“There’ll be a duel in earnest soon,” sputtered the red-faced squire who loved his ease. “You were never one of us, Will Underwood—and you think we’re birds of a feather because we stayed at home with you; but I tell you plainly, I’ll listen to no slur on a Stuart.”

“Oh, I spoke hastily.”

“You did—and you’ll recant!”

Underwood, tired of himself and all things, gathered something of his old, easy manner. He filled his glass afresh and lifted it, and passed it with finished bravado over the jug in front of him. “To the King across the water, gentlemen!” he said smoothly.

One of the company had gone to the window, and turned now from looking out on the snow that never ceased. “All this does not help us much,” he grumbled. “We can talk and talk, and drink pretty-boy toasts till we’re under the table; but what of to-morrow? There’ll be nothing doing out of doors.”

“Wait,” said Will Underwood. “When the snow’s tired of falling there’ll be frost; and the wild duck—say, to-morrow night—will be coming over Priest’s Tarn, up above Windyhough.”

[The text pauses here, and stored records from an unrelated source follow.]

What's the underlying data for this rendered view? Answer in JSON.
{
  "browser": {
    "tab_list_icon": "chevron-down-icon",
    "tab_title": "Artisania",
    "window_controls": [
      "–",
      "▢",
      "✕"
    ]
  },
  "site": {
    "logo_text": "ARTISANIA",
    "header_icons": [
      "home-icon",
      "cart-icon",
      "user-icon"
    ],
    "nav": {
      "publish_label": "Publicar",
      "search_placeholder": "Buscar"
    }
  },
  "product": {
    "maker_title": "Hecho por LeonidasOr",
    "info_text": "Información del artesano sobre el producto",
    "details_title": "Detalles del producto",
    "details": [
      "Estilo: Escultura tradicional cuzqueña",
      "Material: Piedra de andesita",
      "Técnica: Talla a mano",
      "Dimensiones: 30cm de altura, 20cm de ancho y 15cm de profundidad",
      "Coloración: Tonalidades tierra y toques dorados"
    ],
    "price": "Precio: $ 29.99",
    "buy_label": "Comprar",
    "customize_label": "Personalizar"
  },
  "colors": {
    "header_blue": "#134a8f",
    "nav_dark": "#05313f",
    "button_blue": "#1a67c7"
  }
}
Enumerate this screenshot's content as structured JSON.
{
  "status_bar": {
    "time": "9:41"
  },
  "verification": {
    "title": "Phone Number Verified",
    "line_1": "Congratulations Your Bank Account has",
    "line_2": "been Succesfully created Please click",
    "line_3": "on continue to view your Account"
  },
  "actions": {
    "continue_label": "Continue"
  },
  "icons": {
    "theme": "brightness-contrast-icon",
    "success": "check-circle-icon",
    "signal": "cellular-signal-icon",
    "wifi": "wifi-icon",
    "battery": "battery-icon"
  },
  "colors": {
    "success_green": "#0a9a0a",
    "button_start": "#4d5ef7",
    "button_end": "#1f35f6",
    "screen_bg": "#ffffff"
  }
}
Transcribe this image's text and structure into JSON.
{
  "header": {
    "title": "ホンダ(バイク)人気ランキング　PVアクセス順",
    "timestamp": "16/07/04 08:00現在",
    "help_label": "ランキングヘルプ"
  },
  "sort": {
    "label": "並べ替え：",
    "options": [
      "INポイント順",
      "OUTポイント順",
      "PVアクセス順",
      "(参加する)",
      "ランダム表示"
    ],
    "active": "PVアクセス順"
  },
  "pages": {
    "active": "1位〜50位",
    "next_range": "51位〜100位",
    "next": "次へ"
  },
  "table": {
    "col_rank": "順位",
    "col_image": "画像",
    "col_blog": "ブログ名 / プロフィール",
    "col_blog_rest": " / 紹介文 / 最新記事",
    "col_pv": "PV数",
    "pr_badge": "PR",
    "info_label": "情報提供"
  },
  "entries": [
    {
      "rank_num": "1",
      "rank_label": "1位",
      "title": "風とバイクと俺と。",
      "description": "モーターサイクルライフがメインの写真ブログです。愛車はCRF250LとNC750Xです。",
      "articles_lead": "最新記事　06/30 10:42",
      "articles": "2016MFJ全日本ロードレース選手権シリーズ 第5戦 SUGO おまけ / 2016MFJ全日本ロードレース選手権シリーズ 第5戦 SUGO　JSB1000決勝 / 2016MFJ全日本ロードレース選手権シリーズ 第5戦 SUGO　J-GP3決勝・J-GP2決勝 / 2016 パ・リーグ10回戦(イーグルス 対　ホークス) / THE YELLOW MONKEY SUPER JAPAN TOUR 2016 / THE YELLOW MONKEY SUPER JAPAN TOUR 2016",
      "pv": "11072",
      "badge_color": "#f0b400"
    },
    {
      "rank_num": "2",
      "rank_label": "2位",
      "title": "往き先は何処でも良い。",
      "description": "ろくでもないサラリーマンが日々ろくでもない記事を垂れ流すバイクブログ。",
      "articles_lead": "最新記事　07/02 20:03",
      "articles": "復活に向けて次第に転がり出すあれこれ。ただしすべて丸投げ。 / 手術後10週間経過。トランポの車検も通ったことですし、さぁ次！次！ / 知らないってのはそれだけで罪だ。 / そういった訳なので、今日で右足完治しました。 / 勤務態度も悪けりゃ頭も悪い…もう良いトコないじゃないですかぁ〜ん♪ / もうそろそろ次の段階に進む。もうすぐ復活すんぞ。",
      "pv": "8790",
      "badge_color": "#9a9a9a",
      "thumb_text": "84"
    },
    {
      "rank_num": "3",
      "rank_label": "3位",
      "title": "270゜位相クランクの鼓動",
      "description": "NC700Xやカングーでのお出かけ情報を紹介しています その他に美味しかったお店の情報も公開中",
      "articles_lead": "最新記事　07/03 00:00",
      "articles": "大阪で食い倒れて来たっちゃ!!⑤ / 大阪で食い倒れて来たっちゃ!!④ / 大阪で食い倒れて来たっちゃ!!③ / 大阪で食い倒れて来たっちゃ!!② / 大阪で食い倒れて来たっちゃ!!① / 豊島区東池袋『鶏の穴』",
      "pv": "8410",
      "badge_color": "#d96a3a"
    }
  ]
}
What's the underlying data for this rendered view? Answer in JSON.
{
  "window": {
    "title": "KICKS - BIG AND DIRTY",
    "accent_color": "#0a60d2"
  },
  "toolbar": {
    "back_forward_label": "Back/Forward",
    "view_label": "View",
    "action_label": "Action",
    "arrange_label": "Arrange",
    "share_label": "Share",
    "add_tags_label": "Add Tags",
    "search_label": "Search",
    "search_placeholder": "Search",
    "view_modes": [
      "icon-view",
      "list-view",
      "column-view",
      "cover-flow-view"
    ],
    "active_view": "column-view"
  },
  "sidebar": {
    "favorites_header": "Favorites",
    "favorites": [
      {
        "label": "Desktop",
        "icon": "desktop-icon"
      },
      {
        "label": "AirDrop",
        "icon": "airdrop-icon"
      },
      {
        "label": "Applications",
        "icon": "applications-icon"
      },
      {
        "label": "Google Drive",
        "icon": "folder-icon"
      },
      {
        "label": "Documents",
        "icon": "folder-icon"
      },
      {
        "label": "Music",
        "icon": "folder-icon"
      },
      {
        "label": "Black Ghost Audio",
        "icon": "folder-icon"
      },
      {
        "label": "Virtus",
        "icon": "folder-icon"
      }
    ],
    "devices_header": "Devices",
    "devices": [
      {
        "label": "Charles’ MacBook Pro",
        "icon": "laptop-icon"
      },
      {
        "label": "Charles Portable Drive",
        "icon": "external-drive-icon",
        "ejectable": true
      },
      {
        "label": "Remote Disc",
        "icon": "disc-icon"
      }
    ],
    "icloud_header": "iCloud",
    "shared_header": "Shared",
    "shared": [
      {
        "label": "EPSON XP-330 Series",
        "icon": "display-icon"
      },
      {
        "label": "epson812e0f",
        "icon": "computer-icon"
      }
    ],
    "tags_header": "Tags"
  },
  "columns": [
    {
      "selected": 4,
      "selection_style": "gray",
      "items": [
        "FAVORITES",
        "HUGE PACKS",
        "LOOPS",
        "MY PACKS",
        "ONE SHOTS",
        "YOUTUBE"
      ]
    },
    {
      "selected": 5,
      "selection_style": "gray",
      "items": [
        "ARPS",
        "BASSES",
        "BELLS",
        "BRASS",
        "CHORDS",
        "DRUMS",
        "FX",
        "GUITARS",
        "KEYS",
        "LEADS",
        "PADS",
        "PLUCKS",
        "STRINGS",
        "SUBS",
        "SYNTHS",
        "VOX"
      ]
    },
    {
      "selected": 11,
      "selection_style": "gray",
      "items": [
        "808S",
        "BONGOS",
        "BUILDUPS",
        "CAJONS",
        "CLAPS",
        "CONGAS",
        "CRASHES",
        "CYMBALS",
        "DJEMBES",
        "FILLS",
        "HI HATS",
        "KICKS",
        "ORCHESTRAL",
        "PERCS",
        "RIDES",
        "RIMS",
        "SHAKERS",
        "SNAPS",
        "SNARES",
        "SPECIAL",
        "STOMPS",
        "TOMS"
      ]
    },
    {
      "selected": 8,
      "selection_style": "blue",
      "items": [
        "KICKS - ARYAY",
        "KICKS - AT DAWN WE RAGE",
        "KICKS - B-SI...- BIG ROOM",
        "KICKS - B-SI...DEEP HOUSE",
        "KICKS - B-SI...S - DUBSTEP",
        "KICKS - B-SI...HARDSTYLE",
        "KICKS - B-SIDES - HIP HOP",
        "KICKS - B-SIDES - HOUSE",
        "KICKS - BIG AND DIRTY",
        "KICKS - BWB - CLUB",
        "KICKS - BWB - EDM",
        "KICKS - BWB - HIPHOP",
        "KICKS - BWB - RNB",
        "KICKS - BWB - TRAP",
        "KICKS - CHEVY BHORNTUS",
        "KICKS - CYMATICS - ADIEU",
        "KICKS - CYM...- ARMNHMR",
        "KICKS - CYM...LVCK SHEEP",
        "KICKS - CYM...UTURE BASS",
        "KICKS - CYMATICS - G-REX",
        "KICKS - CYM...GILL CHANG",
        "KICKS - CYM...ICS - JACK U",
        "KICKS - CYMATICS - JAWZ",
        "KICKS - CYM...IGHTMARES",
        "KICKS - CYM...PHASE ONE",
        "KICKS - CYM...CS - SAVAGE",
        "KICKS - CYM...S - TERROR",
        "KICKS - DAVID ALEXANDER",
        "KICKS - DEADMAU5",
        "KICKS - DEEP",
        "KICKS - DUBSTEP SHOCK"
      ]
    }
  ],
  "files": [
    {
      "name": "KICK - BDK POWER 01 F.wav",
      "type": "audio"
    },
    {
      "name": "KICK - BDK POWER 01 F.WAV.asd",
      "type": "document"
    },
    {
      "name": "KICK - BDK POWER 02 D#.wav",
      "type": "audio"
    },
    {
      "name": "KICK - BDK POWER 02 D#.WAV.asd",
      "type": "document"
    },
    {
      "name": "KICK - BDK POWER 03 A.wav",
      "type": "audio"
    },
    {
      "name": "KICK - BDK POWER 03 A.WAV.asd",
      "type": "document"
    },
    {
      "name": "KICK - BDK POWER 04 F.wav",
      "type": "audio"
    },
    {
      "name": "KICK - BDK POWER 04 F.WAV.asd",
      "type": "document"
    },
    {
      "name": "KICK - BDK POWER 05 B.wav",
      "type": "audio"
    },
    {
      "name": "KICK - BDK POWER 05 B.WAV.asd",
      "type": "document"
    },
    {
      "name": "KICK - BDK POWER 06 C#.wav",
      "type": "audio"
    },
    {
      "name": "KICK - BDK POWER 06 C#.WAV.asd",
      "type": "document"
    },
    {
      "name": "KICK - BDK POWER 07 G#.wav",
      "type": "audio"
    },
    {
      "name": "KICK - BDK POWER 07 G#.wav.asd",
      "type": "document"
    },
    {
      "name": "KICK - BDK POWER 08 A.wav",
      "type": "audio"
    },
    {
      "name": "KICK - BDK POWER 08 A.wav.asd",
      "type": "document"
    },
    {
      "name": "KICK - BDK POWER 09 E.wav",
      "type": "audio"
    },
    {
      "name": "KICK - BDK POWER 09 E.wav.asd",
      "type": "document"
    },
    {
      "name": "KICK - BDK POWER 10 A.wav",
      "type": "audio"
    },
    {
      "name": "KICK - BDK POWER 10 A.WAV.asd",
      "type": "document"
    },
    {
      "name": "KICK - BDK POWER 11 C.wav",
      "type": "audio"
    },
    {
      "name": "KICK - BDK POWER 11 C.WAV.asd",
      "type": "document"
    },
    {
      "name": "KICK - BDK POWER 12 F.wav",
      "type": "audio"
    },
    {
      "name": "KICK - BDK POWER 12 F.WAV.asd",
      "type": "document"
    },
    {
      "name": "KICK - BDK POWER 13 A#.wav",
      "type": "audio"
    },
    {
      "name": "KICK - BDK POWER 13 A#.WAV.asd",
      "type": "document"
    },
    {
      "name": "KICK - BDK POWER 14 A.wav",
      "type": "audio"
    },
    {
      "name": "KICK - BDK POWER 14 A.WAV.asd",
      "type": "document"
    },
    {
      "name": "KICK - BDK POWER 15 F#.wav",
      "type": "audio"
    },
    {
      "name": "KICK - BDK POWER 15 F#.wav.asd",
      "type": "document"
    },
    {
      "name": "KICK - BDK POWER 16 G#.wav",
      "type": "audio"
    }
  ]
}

“Gad! that is a happy notion, Will!” assented the old squire. “It’s years since I had a shot at duck in the moonlight—and rare sport it is. Come, we’ve drunk to the Stuart, and to every lady we could call to mind. Let’s fill afresh, and drink to the wild duck flying high.”

Will was glad when the night’s revelry ended and he found himself alone in the dining-hall. He had drunk level with his friends, and the wine had left him untouched. He had diced with them, sung hunting-songs, and no spark of gaiety had reached him. For, day by day since he lost Nance once for all, he had been learning how deep his love had gone. Looking back to-night, as he sat at the littered table, with its empty bottles and its wine-stains, he could not understand how he had come to be absent from the Loyal Meet. The meaner side of him was hidden away. He was a man carrying a love bigger than himself—a love that would last him till he died; and he had not known as much until these days of loss and misery came.

At Windyhough the night wore slowly on. The besiegers, since Goldstein crept into shelter, spent and disabled, were less disposed than ever to risk attack before the daylight gave them clearer knowledge of this house that seemed to have a musket behind every window. The besieged listened to the silence—the silence of expectancy, which grows so deep and burdensome that a man can almost hear it. From time to time Rupert went the round of the corridor to see that his garrison was wakeful, and about the middle of the night he found Ben Shackleton nodding at his post, and gripped him by the shoulder.

“What’s to do?” growled the farmer, shaking his big bulk like a dog whistled out of the water. “I was dreaming, master, and as nigh heaven as a man ever gets i’ this life. I’d have swopped farming and wife and all for one more blessed hour of it.”